The people next door are nice enough & my driveway is a shared drive with them. However over the last couple of weeks their lad, I am convinced, has put a 10 inch scratch down the side of my 320 Touring & now, worse still, a 1 inch scratch on the rear edge of the back wheel arch of the TT by riding his 125 between my cars & their boat which is currently siting on the drive. I haven't seen him do it but the scratches have appeared without either car leaving the drive before & after they appeared & are at footpeg height.... cnut :twisted: :twisted:


----------



## Pugwash69 (Jun 12, 2012)

Before you lay into them, how high are the scratches?
Motorbikes stick out most at the foot pegs, hand grips and mirrors. On my (bit larger) bike my knees would hit before the bike.


----------



## deiferdog (Oct 7, 2014)

Pugwash69 said:


> Before you lay into them, how high are the scratches?
> Motorbikes stick out most at the foot pegs, hand grips and mirrors. On my (bit larger) bike my knees would hit before the bike.
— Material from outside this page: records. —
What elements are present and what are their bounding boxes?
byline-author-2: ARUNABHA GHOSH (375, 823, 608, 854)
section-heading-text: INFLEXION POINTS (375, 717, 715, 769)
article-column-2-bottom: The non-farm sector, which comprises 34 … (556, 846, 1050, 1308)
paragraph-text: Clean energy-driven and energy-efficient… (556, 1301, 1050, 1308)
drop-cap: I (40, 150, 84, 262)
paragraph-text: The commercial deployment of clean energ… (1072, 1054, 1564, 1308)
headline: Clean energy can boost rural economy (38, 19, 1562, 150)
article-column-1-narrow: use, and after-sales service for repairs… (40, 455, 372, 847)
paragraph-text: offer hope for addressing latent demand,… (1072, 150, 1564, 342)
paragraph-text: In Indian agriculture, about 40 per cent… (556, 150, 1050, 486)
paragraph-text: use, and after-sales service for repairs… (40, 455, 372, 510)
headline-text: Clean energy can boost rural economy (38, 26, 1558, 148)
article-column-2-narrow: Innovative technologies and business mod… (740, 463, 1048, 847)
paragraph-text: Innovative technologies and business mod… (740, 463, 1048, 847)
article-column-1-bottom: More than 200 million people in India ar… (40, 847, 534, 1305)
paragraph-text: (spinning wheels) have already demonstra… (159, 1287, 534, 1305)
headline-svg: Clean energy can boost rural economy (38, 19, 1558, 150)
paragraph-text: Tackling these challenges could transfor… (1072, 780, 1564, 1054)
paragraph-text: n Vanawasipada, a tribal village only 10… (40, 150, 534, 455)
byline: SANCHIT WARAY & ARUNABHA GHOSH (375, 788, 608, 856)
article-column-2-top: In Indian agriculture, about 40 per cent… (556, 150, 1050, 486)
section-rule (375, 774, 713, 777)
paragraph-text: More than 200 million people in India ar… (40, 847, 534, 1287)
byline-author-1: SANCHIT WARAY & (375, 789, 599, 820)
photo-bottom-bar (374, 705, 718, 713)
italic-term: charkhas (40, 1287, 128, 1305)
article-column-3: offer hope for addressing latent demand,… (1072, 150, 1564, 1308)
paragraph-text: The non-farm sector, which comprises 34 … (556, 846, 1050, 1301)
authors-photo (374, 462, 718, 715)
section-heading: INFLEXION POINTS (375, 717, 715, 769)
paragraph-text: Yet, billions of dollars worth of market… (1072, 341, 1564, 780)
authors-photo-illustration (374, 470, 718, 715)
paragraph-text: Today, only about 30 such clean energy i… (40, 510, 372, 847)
Pretty sure they're footpeg height or maybe part of the exhaust. I cant see how else the scratches could possibly have got there, the cars hadn't left the drive before they appeared.... I also ride a bike - Triumph Tiger 955i, although not in the winter anymore. Stopped doing that some years ago


----------



## Shug750S (Feb 6, 2012)

If you're pretty sure it's him then ask him to get his bike and put it next to your car, should be pretty obvious if scratches at same height as his pegs then.


----------



## Hoggy (May 8, 2002)

Hi, As above, speak to the neighbour.
Hoggy.


----------



## bipodgroup (Nov 19, 2014)

Do you get on with the neighbours, if you do then maybe you could ask to check the ride height of the bike out ,but, even if it does look like he caused the damage are they likely to front up to repair the damage? Then what impact will that have on future relations between you, it's a can of worms waiting to be opened.Perhaps it might be a wiser course of action to see if they can't shift the boat over to allow fractionally more space between and bite the bullet and just seeth inwardly?


----------



## therock (Oct 15, 2006)

then put a fence up were you park your car . Must admit it would seriously p*** me of also . good luck


----------



## deiferdog (Oct 7, 2014)

I think I might go down the route of a fence as it would stop the problem overnight. They say the boat is leaving in a few weeks as he's finished refurbing it & its now ready for the water. Apparently it will then be stored on a farm somewhere so once its gone I'll get it sorted. If I put it up now it'll trap the boat on the drive. The house next door is a rental so we get new neighbours every 12/24 months anyway so no real long term issues with upsetting them. The whole drive is block paved at the moment so need to see what will look/suit best....


----------